Além disso, o trabalhador terá garantia de emprego durante o período. Assim, o afastamento não poderá gerar prejuízo ao salário ou ao vínculo de trabalho.
Por outro lado, o benefício poderá sofrer suspensão ou cancelamento em situações específicas. Isso ocorre, por exemplo, quando houver indícios de violência doméstica ou abandono material.
Como funcionará o salário-paternidade
O projeto também regulamenta o salário-paternidade. Nesse caso, o valor corresponderá à remuneração integral do trabalhador.
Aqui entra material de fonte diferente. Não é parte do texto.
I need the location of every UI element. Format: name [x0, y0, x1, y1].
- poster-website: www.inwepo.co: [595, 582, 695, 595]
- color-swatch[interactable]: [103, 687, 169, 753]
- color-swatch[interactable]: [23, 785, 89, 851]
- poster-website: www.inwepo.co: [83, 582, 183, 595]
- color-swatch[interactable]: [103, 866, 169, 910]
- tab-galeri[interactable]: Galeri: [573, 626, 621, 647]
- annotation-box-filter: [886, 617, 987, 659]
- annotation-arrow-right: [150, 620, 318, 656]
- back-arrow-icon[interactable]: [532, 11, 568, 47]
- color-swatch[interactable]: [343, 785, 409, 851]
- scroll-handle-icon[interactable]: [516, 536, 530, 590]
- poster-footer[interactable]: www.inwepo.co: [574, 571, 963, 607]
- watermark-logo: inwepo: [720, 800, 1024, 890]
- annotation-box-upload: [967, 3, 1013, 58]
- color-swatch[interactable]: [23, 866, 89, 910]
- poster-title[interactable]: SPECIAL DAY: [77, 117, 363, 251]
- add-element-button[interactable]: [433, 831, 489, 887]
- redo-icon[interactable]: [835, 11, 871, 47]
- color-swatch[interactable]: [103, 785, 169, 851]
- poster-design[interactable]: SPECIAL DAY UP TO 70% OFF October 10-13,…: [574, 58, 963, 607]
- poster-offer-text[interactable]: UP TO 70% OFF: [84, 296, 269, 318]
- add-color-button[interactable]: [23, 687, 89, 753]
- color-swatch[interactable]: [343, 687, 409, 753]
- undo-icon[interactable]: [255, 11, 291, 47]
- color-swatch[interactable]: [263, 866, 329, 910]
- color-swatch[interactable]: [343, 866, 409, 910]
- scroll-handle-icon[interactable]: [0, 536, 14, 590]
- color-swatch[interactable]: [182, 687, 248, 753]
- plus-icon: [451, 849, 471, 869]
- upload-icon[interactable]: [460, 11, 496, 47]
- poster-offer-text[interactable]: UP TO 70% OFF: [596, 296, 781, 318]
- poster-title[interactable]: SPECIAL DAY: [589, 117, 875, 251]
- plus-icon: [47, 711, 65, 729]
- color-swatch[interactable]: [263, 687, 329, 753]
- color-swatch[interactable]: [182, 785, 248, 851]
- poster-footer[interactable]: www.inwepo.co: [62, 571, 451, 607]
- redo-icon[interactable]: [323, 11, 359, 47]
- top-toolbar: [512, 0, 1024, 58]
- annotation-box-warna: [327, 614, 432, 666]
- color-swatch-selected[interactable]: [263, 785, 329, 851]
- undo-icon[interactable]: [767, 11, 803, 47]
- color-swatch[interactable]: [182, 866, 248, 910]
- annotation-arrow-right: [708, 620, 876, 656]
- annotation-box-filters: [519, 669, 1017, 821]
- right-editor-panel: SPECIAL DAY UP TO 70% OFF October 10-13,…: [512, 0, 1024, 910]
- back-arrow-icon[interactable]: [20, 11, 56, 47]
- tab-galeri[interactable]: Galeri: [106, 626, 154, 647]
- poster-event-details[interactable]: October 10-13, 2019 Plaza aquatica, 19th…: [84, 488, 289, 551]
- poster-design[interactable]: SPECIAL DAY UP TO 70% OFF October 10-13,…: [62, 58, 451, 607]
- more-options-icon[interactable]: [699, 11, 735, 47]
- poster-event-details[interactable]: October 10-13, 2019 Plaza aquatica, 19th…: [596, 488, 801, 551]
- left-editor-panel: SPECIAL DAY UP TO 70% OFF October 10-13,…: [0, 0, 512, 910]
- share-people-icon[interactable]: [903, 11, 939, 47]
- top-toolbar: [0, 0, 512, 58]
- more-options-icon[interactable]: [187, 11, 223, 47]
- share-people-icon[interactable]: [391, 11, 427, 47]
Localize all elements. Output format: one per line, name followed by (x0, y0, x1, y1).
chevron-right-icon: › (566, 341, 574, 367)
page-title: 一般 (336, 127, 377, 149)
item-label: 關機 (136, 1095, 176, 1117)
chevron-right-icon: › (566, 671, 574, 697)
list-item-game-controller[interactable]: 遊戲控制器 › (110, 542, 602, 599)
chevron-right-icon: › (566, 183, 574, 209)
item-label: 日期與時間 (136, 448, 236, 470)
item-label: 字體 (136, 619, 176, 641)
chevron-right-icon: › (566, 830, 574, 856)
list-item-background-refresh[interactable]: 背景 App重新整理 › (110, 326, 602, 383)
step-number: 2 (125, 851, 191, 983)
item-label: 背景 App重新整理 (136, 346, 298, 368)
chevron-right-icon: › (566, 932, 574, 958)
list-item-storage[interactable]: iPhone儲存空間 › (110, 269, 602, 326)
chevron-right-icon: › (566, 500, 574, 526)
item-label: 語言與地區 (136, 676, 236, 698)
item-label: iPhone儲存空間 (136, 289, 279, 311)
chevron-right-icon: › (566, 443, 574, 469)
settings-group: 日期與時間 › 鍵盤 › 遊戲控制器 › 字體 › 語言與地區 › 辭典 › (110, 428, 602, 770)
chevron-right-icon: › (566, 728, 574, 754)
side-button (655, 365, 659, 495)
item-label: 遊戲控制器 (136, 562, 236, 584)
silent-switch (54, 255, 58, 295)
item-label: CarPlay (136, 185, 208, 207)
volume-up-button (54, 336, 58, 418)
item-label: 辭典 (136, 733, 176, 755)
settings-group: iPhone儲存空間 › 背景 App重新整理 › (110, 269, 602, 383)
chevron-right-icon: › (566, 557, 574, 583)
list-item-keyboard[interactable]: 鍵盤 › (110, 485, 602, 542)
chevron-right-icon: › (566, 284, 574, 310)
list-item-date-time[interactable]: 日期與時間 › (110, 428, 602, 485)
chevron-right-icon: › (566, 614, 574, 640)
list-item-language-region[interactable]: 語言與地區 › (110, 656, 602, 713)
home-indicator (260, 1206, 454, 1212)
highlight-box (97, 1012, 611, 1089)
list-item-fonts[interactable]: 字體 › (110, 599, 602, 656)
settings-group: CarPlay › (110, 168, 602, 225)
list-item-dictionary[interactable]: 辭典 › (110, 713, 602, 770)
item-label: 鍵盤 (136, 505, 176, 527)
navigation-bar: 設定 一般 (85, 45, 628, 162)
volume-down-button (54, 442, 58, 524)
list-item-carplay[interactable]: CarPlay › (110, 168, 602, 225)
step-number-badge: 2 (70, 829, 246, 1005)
Além disso, o pagamento ocorrerá de forma proporcional ao período da licença. Portanto, o trabalhador continuará recebendo normalmente durante o afastamento.
Inicialmente, a empresa fará o pagamento ao empregado. Em seguida, poderá solicitar reembolso dentro dos limites previstos pelo Regime Geral de Previdência Social.
Além disso, microempresas e pequenas empresas também poderão solicitar reembolso. Dessa forma, o projeto busca reduzir impactos financeiros para empregadores menores.
Objetivo da mudança na legislação
A proposta busca ampliar a participação dos pais nos primeiros dias de vida da criança. Além disso, a medida reforça a importância do acompanhamento familiar nesse período.
Segundo defensores da proposta, a presença do pai contribui para o desenvolvimento da criança. Além disso, fortalece o vínculo familiar logo após o nascimento ou adoção.
Por fim, a ampliação da licença-paternidade representa uma atualização da legislação. Dessa forma, o país passa a avançar gradualmente na garantia desse direito social.